Drawing a tiny bit amount of blood with the cupping, is suitable for blood stasis conditions which are not acute, do not involve severe pain, or for small children or the very elderly.
|Posted on Sunday, June 24, 2007 - 19:19: |
If you want to get into blood cupping, you really need to look up Korean acupuncture. Blood letting is big business in Korean acupuncture, it's pratically a therapy in its own right. From the little I was shown by a Korean therapist who specialised in hand acupuncture and blood letting, the amount of blood that you take out depends on what you are doing, what you are treating, the condition of the patient, and the point from which you are taking the blood. He showed me his manual: it was phenomenal. If you take blood from Sp 6 Sanyinjiao, in the context of a certain condition and using a certain technique, you get a whole different reaction from Sp 6 that you would never have expected. Seriously cool stuff. Check it out!
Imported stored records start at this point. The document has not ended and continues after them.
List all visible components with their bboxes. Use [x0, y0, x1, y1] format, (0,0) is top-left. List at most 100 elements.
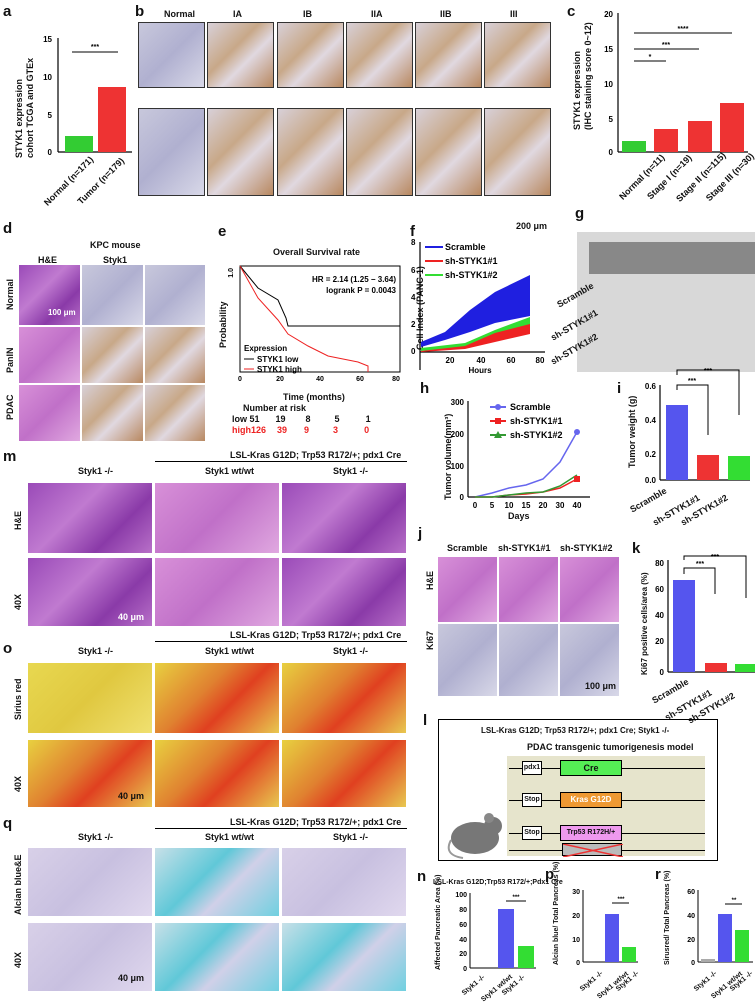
panel-o-col2: Styk1 -/-: [333, 646, 369, 656]
svg-text:sh-STYK1#2: sh-STYK1#2: [445, 270, 498, 280]
j-he-1: [499, 557, 558, 622]
svg-text:0: 0: [473, 501, 478, 510]
svg-text:***: ***: [696, 561, 704, 568]
panel-j-scale: 100 μm: [585, 681, 617, 691]
stop-box-1: Stop: [522, 793, 542, 807]
svg-text:0: 0: [660, 668, 665, 675]
panel-n-x0: Styk1 -/-: [460, 974, 487, 997]
svg-text:20: 20: [655, 637, 664, 646]
j-he-2: [560, 557, 619, 622]
divider: [155, 828, 407, 829]
panel-label-c: c: [567, 3, 576, 20]
panel-c-chart: 20 15 10 5 0 * *** ****: [604, 10, 748, 155]
panel-q-col0: Styk1 -/-: [78, 832, 114, 842]
svg-text:**: **: [732, 898, 737, 904]
svg-text:60: 60: [655, 585, 664, 594]
svg-text:80: 80: [392, 376, 400, 383]
j-he-0: [438, 557, 497, 622]
svg-text:0.6: 0.6: [645, 382, 657, 391]
svg-text:20: 20: [276, 376, 284, 383]
svg-text:40: 40: [477, 356, 486, 365]
svg-text:20: 20: [459, 951, 467, 958]
panel-j-col0: Scramble: [447, 543, 488, 553]
panel-e-chart: 1.0 HR = 2.14 (1.25 − 3.64) logrank P = …: [228, 265, 401, 383]
svg-text:0: 0: [48, 148, 53, 157]
o-40x-2: [282, 740, 406, 807]
svg-text:20: 20: [539, 501, 548, 510]
panel-p-chart: 30 20 10 0 ***: [572, 889, 638, 965]
j-ki67-2: [560, 624, 619, 696]
pdx1-box: pdx1: [522, 761, 542, 775]
svg-text:60: 60: [459, 922, 467, 929]
j-ki67-0: [438, 624, 497, 696]
panel-o-scale: 40 μm: [118, 791, 145, 801]
svg-text:logrank P = 0.0043: logrank P = 0.0043: [326, 286, 396, 295]
q-ab-0: [28, 848, 152, 916]
svg-text:100: 100: [451, 462, 465, 471]
panel-d-row-pdac: PDAC: [5, 394, 15, 420]
panel-j-row1: Ki67: [425, 630, 435, 650]
svg-text:5: 5: [48, 111, 53, 120]
ihc-iia-high: [346, 108, 413, 196]
m-he-0: [28, 483, 152, 553]
panel-l-title: PDAC transgenic tumorigenesis model: [527, 742, 694, 752]
svg-text:40: 40: [316, 376, 324, 383]
panel-q-col1: Styk1 wt/wt: [205, 832, 255, 842]
stage-iia: IIA: [371, 9, 383, 19]
d-styk1-pdac-zoom: [145, 385, 205, 441]
o-sr-1: [155, 663, 279, 733]
panel-r-chart: 60 40 20 0 **: [687, 889, 753, 965]
panel-m-genotype: LSL-Kras G12D; Trp53 R172/+; pdx1 Cre: [230, 450, 402, 460]
d-he-panin: [19, 327, 80, 383]
panel-o-row0: Sirius red: [13, 678, 23, 720]
svg-text:***: ***: [662, 42, 670, 49]
ruler: [589, 242, 755, 274]
svg-text:0: 0: [238, 376, 242, 383]
panel-d-col-styk1: Styk1: [103, 255, 128, 265]
svg-text:STYK1 high: STYK1 high: [257, 365, 302, 374]
panel-d-title: KPC mouse: [90, 240, 141, 250]
panel-m-row1: 40X: [13, 593, 23, 610]
panel-p-ylabel: Alcian blue/ Total Pancreas (%): [553, 861, 560, 965]
ihc-iii-low: [484, 22, 551, 88]
panel-m-col2: Styk1 -/-: [333, 466, 369, 476]
panel-label-f: f: [410, 223, 415, 240]
m-40x-1: [155, 558, 279, 626]
panel-a-ylabel: STYK1 expression cohort TCGA and GTEx: [14, 57, 35, 158]
panel-label-l: l: [423, 712, 428, 729]
j-ki67-1: [499, 624, 558, 696]
svg-text:15: 15: [604, 45, 613, 54]
d-he-pdac: [19, 385, 80, 441]
panel-r-x0: Styk1 -/-: [692, 970, 719, 993]
q-40x-1: [155, 923, 279, 991]
svg-text:10: 10: [572, 937, 580, 944]
divider: [155, 461, 407, 462]
ihc-iib-low: [415, 22, 482, 88]
stage-normal: Normal: [164, 9, 196, 19]
o-40x-1: [155, 740, 279, 807]
construct-area: pdx1 Cre Stop Kras G12D Stop Trp53 R172H…: [507, 756, 705, 858]
svg-text:40: 40: [687, 913, 695, 920]
svg-text:***: ***: [617, 897, 625, 903]
panel-label-a: a: [3, 3, 12, 20]
stop-box-2: Stop: [522, 826, 542, 840]
panel-k-ylabel: Ki67 positive cells/area (%): [640, 572, 649, 675]
svg-text:0.0: 0.0: [645, 476, 657, 485]
panel-m-scale: 40 μm: [118, 612, 145, 622]
panel-q-row1: 40X: [13, 951, 23, 968]
ihc-ib-high: [277, 108, 344, 196]
svg-text:40: 40: [655, 611, 664, 620]
svg-text:60: 60: [687, 889, 695, 896]
svg-text:0: 0: [691, 960, 695, 965]
panel-e-title: Overall Survival rate: [273, 247, 361, 257]
svg-text:40: 40: [459, 937, 467, 944]
ihc-ia-low: [207, 22, 274, 88]
panel-label-g: g: [575, 205, 585, 222]
panel-d-row-normal: Normal: [5, 278, 15, 310]
svg-text:***: ***: [704, 368, 712, 375]
panel-n-chart: 100 80 60 40 20 0 ***: [455, 892, 536, 973]
svg-text:*: *: [649, 54, 652, 61]
panel-i-chart: 0.6 0.4 0.2 0.0 *** ***: [645, 368, 750, 485]
svg-text:1.0: 1.0: [228, 268, 235, 278]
It rocks!
|Posted on Wednesday, October 23, 2013 - 20:30: |
are all the blood drained from wet cupping bad blood or is there possibility of good blood been drained as well and if so what is the ratio or percentage?
|Posted on Wednesday, October 23, 2013 - 21:09: |
Good blood or bad blood does not really matter. Bad blood is only considered when there is pus and other signs of sepsis. When blood cupping is carried out, it usually fills half of the cup (middle size) with blood. Take care not to spill it on the patient or bed... It works marvels especially in blood stasis painful conditions. Good luck.